Tuesday, December 9, 2008

ioctl TIOCSTTY EIO

What does it mean if a TIOCSTTY ioctl fails with EIO (errno 5) on Linux?

7 comments:

  1. Surely you mean TIOCSCTTY? There does not seem any return path leading to EIO in drivers/char/tty_io.c. Maybe your file descriptor is not a terminal?

    ReplyDelete
  2. Oops, yes, TIOCSCTTY.

    Superficial inspection of the code which encounters this error suggests the file descriptor is for a terminal. The file descriptor comes back from Python's pty.openpty (a wrapper around openpty(3)). Then a fork() happens and the child tries to do the ioctl. Once in a while, the ioctl fails. Interestingly, os.isatty (a wrapper around isatty(3)) returns True for the FD being passed to the ioctl call before the ioctl call and usually returns True after the ioctl, but in the cases where the ioctl fails with EIO, it returns False afterwards. So the ioctl is breaking the file descriptor? Or the file description? But again, only sometimes (perhaps 10% or so, but it seems non-deterministic).

    ReplyDelete
  3. I think it's a bit more involved than that. The master does get closed in the relevant codepath, but only in the child process after fork(). So it's still open in the parent, so the slave is still valid. I actually instrumented the code in question (it's not really a minimal example yet, unfortunately) and saw that isatty returned True immediately before the ioctl call and then False immediately afterwards when the ioctl itself failed with EIO.

    ReplyDelete
  4. What happens between the first call to isatty and the ioctl? I bet this is a timing issue with the parent somehow closing the master. Is this code publicly visible? Twisted.Conch maybe?

    ReplyDelete
  5. Hm, under strace it seems to fail a lot quicker. I still think it's a timing issue and not a problem with the ioctl in particular. Changing the ioctl call to os.write seems to confirm that. I'm not familiar enough with the reactor stuff to see what's really going on there and it's too late for me to dig in further, sorry.

    ReplyDelete
  6. strace seems to make it take longer to fail on my system. :) I did finally manage to get it to fail under strace a couple times though. First time strace itself had a bit of a problem though, spitting out "trace: ptrace(PTRACE_SYSCALL, ...): No such process" right before the trial process failed.

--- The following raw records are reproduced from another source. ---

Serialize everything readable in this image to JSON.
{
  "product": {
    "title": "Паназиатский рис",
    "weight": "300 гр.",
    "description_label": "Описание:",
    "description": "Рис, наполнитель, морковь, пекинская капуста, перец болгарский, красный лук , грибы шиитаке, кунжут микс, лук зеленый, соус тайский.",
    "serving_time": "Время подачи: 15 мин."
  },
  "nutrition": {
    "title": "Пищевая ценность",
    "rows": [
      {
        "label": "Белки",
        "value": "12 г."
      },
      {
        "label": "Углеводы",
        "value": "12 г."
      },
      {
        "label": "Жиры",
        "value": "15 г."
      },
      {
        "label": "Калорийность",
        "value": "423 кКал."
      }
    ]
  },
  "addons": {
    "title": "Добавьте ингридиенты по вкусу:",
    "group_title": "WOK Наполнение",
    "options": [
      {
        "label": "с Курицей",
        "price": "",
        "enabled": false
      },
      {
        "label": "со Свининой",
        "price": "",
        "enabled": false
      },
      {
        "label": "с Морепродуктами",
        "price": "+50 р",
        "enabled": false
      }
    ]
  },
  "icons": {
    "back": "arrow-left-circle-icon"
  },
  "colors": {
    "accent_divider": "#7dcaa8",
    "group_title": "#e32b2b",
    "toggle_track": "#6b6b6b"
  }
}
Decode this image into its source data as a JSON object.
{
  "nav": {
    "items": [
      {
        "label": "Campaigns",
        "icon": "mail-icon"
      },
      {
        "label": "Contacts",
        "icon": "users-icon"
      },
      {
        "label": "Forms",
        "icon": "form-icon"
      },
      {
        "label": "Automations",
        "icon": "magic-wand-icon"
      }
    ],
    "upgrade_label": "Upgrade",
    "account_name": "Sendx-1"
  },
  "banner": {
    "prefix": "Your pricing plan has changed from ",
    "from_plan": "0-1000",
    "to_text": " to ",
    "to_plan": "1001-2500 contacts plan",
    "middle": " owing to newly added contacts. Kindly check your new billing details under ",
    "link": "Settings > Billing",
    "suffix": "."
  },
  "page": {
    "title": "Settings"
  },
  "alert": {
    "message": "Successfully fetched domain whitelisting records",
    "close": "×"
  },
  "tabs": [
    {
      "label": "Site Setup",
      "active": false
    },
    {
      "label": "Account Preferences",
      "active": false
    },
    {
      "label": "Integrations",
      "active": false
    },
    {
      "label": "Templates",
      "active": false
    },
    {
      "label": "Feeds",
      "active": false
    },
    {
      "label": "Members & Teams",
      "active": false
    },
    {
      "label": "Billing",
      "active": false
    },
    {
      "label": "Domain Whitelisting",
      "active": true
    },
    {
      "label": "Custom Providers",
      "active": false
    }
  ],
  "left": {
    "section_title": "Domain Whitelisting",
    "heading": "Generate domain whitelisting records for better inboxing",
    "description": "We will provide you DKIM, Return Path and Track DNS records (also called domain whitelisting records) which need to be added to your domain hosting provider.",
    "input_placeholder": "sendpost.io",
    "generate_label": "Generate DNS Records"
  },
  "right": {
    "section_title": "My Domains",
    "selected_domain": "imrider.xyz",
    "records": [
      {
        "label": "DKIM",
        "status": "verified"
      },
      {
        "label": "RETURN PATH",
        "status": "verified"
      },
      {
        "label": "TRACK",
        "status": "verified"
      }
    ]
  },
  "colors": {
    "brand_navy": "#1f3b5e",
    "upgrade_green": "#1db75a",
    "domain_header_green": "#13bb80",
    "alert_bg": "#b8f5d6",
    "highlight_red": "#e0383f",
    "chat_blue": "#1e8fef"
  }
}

    Anyhow, thanks for the discussion so far. At least I'm a bit closer to understanding the problem than I was before.

    ReplyDelete
  7. Figured out what was going on, at least. It ended up being a bug in the unit test. The test didn't wait for the process to get into any particular state, it just immediately started cleaning up. Sometimes it would close the PTY before the child got past the setup. :/ So the fix is just to make the test wait for the child to finish initialization before trying to clean it up.

    So it is actually the case you gave an example of earlier, albeit it split across two processes.

    ReplyDelete